Masterswarm
We’ve used the examples of how heat and cold can take more livestock in a few days than wolves do in a year.
In following up on our continuing efforts to highlight the absurdly disproportionate media coverage that flares up whenever news of a predator taking a few livestock happens, I thought I’d post the story below about insects. |
Grasshopper infestation forces livestock sales in 15 states
“This year we had a good start but they just took it,” said Tubbs [rancher], 57. “The grasshoppers have taken it down to the dirt. They’ve eaten everything but the cactus.”
This news of grasshopper swarms also dispels one of the common ‘cowboy myths’, namely, that if cattle or sheep do not eat the grass then it will get “wolfy”, “decadent”, and otherwise die out of its own accord. Not true.
Helbig said his agency [USDA – APHIS] has a program set up to protect forage in 17 western states. The federal government covers the cost of spraying federal land, pays 50 percent of the cost on state land and pays a third on private land, he said.
While APHIS, agricultural interests, and their chemical company contractors spend your tax-dollars studying and annually poisoning the water and land trying to eradicate swarms of insects they grew by cultivating alfalfa and other insect food in the desert try to remember:
Grasshoppers are native grazers in the West. Unlike cattle and sheep, grasshoppers do not compact the soil, sheer stream-banks, desertify the landscape and otherwise denude the natural environment. To the contrary, grasshoppers are important contributors to the food base for many wildlife species and birds. The “problem” of their ‘boom/bust’ cycles now is more indicative of the sisyphean effort big agriculture has inflicted upon itself in trying force monocultures of wet plants for cattle and other livestock that evolved in wet environments upon the desert.
Another of a seemingly infinite reasons that ranchers whine for subsidies about what amounts to the inherent inability of this private economic endeavor to compete with the natural world if it were to have to stand on its own two feet – without your tax-dollars.
(Thanks to Alan Gregory for the link)
Comments
I’m glad to hear something other than cows are getting some of the forage on the range. At least grasshoppers don’t leave pies that sit there for ten years!
Go hoppers!
Great You Tube, Brian.
You two cold-hearted cynics really don’t understand the full ramifications of this, do you. This is not just about public grazing leases, but private family businesses including organic farms as well as public parks and wildlife areas. Cows are but one small aspect of this kind of event.
mikepost,
we all have jobs – so many have lost theirs. This article was about Livestock – look at the title if you’re not interested in reading the content – and given its announcing the federal government intends to pay to spray poison to eradicate the swarm, on private but including on federal & state public wildlands – I think it’s fair to suggest the subject isn’t refering to the organic operation.
I’m sick of the rampant exceptionalism and implicit, if not explicit, vilification of the natural world granted corporate entities who choose to conduct their enterprise in conflict with the environment.
There are alternatives that work in tandem with the natural order of things. Unfortunately, the degree that tax-dollars continue to bail out those in conflict from the consequences of their choice to fight the natural world contributes to the lessened competitiveness of the ways of growing food that is sustainable.

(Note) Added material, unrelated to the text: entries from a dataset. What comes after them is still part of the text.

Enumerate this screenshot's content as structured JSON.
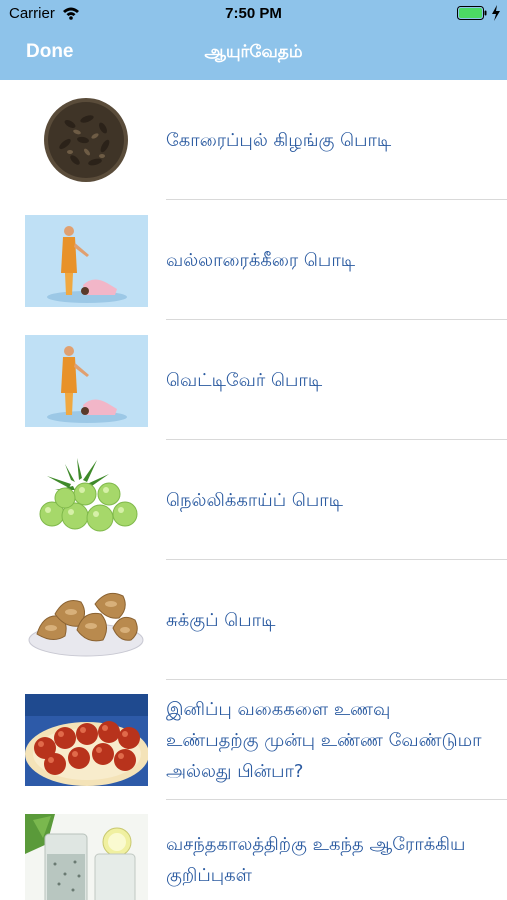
{
  "status_bar": {
    "carrier": "Carrier",
    "time": "7:50 PM"
  },
  "nav": {
    "done_label": "Done",
    "title": "ஆயுர்வேதம்"
  },
  "items": [
    {
      "label": "கோரைப்புல் கிழங்கு பொடி",
      "image": "dried-tubers-bowl"
    },
    {
      "label": "வல்லாரைக்கீரை  பொடி",
      "image": "sage-blessing-devotee"
    },
    {
      "label": "வெட்டிவேர் பொடி",
      "image": "sage-blessing-devotee"
    },
    {
      "label": "நெல்லிக்காய்ப் பொடி",
      "image": "amla-gooseberries"
    },
    {
      "label": "சுக்குப் பொடி",
      "image": "dry-ginger-plate"
    },
    {
      "label": "இனிப்பு வகைகளை உணவு உண்பதற்கு முன்பு உண்ண வேண்டுமா அல்லது பின்பா?",
      "image": "gulab-jamun-plate"
    },
    {
      "label": "வசந்தகாலத்திற்கு உகந்த ஆரோக்கிய குறிப்புகள்",
      "image": "herbal-drink-glasses"
    }
  ]
}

Growing grass/alfalfa for livestock in the desert is not sustainable on many fronts. Got a problem with that ? Andrew Bird (Youtube above) plays a mean violin …
Well Brian, you better send your comment to the bugs because they don’t know that they are suppossed to only eat livestock feed on public grazing leases. The article is specific, but the problem is global, your bias is not relevant. Perhaps neither are your comments…
“Another of a seemingly infinite reasons that ranchers whine for subsidies about what amounts to the inherent inability of this private economic endeavor to compete with the natural world if it were to have to stand on its own two feet – without your tax-dollars.”
Brian,
Here is where you are wrong, not that i am a fan of goverment subsidies, but what do you expect people to eat when the food prices go through the roof.
Ryan, eat the grasshoppers. They are probably better for you and cheaper.
I saw firsthand the effects of grasshoppers post 9/11. They are a symptom of a monoculture. If you grow only one or two crops, remove all the trees so birds have no where to land, and spray with pesticides to eliminate other insects, you will create problems. Grasshoppers are a symptom, just as swollen tonsils are a symptom.